Cybercriminals hack the accounts of administrators of Discord servers and steal cryptocurrency from their accounts using malicious browser bookmarks.Several Discord crypto communities have been affected in the recent wave of attacks, including Aura Network, MetrixCoin, and Nahmii.
Let me remind you that we also talked about the fact that 17 malicious npm packages stole Discord tokens, and also that the PyPI repository got rid of 11 packages that were stealing Discord tokens and passwords.
And more recently, the media wrote that CAPTCHA in Discord Asks Users to Find Non-Existent Objects Created by AI.
Group admins have reported receiving interview requests from individuals posing as reporters from cryptocurrency news outlets. Once the victims agree to be interviewed, they are redirected to a fake Discord server that mimics a news release.
Administrators are then asked to verify their identity by dragging a link from the server to the browser’s bookmarks bar. Victims believe this action is part of the verification process and subsequently return to Discord.com and click on a new bookmark.
The scammer then uploads the token into his browser session and proceeds to announce exclusive NFT news in the Discord target group, which are designed to attract naive participants who are confident in the legitimacy of the messages.
The victims are then prompted to connect their crypto wallets to the web address provided by the attacker and grant unlimited permissions to use their tokens. Consequently, the hacker successfully withdraws funds from compromised accounts. To cover their tracks, the attacker promptly deletes messages and bans users who are trying to expose fraud.
The stolen token remains functional only to the attacker until the original owner logs out or changes their credentials. This is how a cybercriminal can use a hacked account without arousing suspicion.
According to Krebs, an Ocean Protocol employee was the victim of this attack. On May 22, the Ocean Protocol Discord server admin clicked on a link sent in private messages from a community member. The administrator was then asked to verify their identity by dragging the link to the web browser’s bookmarks bar. Even though Multi-Factor Authentication (MFA) was enabled, the employee’s account was hacked.

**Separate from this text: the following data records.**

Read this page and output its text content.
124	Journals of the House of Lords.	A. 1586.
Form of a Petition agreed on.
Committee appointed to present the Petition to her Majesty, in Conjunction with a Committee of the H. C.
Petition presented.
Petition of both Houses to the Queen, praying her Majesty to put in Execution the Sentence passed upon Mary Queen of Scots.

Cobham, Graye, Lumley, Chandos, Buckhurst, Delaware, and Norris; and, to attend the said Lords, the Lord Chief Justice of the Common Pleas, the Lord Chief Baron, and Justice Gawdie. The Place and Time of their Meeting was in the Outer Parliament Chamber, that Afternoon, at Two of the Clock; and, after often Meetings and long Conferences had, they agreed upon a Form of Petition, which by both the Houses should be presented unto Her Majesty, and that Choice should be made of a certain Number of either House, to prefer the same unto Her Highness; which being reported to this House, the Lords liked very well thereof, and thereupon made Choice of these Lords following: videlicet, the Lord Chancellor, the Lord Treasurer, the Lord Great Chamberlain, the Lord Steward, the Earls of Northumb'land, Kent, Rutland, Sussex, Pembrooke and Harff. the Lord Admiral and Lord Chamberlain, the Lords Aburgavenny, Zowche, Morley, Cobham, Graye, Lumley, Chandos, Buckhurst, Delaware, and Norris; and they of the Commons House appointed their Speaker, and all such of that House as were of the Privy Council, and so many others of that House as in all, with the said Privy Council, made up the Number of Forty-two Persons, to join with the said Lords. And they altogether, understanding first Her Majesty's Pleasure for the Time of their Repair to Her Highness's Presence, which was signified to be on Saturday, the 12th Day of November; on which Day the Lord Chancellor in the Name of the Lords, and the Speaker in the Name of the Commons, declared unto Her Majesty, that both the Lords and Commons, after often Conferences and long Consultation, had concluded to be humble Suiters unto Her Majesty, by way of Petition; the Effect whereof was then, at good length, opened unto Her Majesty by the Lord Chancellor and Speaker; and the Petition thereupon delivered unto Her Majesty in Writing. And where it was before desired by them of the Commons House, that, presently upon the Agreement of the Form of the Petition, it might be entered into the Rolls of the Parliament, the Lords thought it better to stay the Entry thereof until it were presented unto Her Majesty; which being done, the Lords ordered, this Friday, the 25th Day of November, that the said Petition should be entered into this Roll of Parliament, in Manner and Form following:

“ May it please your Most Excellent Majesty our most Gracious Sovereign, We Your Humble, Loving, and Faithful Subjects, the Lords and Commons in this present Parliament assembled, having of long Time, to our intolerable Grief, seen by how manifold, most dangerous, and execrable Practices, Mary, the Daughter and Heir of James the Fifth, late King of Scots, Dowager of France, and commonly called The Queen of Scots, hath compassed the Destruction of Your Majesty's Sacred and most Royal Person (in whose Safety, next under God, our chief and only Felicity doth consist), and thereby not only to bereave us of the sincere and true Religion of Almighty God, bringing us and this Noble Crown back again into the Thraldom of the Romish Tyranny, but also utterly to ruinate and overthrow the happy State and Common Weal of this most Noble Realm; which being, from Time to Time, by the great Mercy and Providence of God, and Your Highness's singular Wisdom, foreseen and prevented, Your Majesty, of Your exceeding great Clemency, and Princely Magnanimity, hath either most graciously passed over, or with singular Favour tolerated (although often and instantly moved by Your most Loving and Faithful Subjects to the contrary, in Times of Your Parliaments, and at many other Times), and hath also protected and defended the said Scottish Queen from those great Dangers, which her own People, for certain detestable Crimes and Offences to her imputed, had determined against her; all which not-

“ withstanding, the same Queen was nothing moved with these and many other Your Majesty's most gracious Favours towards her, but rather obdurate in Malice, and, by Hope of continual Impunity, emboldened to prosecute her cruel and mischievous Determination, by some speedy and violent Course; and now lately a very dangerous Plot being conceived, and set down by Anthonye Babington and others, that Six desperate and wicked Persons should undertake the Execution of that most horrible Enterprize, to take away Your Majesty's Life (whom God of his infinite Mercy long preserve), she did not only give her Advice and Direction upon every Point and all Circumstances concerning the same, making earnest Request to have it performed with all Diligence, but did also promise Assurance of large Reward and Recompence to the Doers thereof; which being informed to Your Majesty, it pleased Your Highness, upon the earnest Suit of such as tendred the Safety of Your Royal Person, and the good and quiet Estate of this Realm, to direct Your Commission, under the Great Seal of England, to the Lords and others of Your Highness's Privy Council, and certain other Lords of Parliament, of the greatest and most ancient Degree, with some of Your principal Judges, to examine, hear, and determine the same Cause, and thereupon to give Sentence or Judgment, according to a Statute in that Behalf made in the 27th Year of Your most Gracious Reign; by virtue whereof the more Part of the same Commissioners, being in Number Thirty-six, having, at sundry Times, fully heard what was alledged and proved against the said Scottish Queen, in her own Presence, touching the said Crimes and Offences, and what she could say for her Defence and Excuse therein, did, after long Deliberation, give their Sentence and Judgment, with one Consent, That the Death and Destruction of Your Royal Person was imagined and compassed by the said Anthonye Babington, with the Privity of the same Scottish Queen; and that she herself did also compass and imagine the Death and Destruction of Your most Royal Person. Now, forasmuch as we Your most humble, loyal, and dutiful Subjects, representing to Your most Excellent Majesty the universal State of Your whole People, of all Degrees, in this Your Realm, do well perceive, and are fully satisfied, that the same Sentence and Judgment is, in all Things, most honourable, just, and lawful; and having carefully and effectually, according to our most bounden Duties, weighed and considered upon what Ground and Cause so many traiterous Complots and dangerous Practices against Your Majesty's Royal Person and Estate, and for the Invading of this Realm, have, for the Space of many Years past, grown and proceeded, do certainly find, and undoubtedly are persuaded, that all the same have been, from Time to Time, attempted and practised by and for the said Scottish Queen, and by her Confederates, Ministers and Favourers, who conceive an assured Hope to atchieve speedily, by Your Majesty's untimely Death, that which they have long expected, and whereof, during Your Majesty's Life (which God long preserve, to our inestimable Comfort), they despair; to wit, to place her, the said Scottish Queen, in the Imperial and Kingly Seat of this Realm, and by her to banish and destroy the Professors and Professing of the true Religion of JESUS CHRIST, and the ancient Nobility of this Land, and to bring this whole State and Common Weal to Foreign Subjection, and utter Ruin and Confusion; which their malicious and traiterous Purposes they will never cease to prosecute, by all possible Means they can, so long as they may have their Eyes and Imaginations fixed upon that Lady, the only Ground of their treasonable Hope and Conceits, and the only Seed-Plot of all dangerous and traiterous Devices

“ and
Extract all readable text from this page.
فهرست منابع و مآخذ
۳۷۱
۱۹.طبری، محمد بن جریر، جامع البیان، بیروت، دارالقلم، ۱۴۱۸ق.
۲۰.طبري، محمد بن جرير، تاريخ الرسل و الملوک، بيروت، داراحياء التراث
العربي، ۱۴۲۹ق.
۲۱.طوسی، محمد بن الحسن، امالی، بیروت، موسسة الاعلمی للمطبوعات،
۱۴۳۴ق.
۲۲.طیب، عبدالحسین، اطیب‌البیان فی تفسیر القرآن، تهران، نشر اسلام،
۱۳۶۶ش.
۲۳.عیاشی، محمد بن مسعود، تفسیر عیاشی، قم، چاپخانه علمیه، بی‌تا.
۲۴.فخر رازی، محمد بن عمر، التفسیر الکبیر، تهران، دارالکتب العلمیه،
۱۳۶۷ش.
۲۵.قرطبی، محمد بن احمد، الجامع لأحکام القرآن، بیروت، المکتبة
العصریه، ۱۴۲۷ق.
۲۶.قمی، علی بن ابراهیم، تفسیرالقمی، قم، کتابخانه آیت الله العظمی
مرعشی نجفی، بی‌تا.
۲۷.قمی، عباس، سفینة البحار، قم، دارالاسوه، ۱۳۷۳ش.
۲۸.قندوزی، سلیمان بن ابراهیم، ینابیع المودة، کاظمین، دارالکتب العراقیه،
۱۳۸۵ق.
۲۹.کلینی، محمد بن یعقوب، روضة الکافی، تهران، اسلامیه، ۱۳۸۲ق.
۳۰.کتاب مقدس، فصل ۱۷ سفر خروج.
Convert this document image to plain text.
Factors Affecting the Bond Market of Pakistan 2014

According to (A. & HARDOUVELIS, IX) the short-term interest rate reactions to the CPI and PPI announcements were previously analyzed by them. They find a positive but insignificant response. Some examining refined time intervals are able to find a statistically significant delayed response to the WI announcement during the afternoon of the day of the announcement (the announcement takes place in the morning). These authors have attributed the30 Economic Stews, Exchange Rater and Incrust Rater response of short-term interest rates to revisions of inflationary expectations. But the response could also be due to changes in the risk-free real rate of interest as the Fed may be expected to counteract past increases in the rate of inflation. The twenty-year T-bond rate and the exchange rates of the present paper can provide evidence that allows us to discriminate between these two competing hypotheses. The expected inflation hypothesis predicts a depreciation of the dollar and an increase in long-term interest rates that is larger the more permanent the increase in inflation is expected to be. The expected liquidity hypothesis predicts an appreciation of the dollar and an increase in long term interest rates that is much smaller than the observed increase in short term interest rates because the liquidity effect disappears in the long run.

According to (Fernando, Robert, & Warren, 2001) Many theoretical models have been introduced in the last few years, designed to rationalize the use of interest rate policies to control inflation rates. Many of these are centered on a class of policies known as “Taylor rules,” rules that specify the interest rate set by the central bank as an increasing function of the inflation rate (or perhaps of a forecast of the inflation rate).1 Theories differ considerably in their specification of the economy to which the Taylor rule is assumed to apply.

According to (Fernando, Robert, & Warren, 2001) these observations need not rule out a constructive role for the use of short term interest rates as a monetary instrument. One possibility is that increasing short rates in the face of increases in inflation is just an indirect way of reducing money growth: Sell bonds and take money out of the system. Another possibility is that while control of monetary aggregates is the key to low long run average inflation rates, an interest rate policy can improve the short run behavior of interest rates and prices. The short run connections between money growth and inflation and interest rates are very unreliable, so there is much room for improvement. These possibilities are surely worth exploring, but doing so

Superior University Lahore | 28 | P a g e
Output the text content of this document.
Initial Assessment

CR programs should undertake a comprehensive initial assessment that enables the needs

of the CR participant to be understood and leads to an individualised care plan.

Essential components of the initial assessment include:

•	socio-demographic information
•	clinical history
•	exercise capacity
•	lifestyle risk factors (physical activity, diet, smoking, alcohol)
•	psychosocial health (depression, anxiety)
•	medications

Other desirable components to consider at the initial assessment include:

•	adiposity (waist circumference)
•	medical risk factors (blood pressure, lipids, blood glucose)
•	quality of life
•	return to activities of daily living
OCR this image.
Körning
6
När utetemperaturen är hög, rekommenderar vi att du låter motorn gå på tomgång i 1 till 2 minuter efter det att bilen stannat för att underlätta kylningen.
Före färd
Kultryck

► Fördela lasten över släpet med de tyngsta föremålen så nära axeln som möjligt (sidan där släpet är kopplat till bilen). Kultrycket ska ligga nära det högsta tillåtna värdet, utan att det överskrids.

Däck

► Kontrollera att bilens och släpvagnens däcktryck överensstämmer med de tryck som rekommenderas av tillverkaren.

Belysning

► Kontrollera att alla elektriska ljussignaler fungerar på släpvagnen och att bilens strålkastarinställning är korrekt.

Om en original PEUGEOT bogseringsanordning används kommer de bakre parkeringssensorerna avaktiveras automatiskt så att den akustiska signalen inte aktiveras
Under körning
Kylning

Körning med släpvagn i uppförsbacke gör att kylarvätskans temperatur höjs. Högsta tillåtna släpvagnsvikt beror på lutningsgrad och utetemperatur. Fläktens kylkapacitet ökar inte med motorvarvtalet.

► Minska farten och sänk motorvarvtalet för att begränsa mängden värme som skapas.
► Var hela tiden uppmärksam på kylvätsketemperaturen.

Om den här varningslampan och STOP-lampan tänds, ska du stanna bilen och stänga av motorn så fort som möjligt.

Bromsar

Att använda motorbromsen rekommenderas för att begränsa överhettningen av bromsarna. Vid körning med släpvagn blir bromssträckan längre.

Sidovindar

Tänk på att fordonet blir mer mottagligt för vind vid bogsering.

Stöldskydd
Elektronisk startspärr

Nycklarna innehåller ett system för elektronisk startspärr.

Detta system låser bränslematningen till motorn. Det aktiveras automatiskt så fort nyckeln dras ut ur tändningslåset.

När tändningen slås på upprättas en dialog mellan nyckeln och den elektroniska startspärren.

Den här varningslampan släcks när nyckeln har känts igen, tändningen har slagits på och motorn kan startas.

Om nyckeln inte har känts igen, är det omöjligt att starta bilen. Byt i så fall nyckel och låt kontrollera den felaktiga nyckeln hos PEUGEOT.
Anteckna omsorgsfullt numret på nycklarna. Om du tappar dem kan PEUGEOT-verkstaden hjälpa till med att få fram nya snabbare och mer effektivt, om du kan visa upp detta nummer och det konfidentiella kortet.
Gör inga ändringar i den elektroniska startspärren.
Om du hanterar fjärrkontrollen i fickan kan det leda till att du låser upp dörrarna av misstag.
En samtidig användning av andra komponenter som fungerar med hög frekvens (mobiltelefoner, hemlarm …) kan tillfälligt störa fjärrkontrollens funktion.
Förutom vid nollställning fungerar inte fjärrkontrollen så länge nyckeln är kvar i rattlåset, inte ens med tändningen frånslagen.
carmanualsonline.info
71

The attackers waited until midnight in the victim’s time zone to use the account and reduce the chance of detection. Subsequently, the hackers from the hacked account sent a message announcing a new Ocean giveaway. Eventually, the victim contacted the operator of the server hosting the channel and the settings were returned to normal.
With this deceptive strategy, the scammers gain access to victims’ Discord tokens, allowing them to perform fraudulent activities, such as debiting hacked accounts. It is extremely important for Discord users, especially administrators, to be careful about such attacks.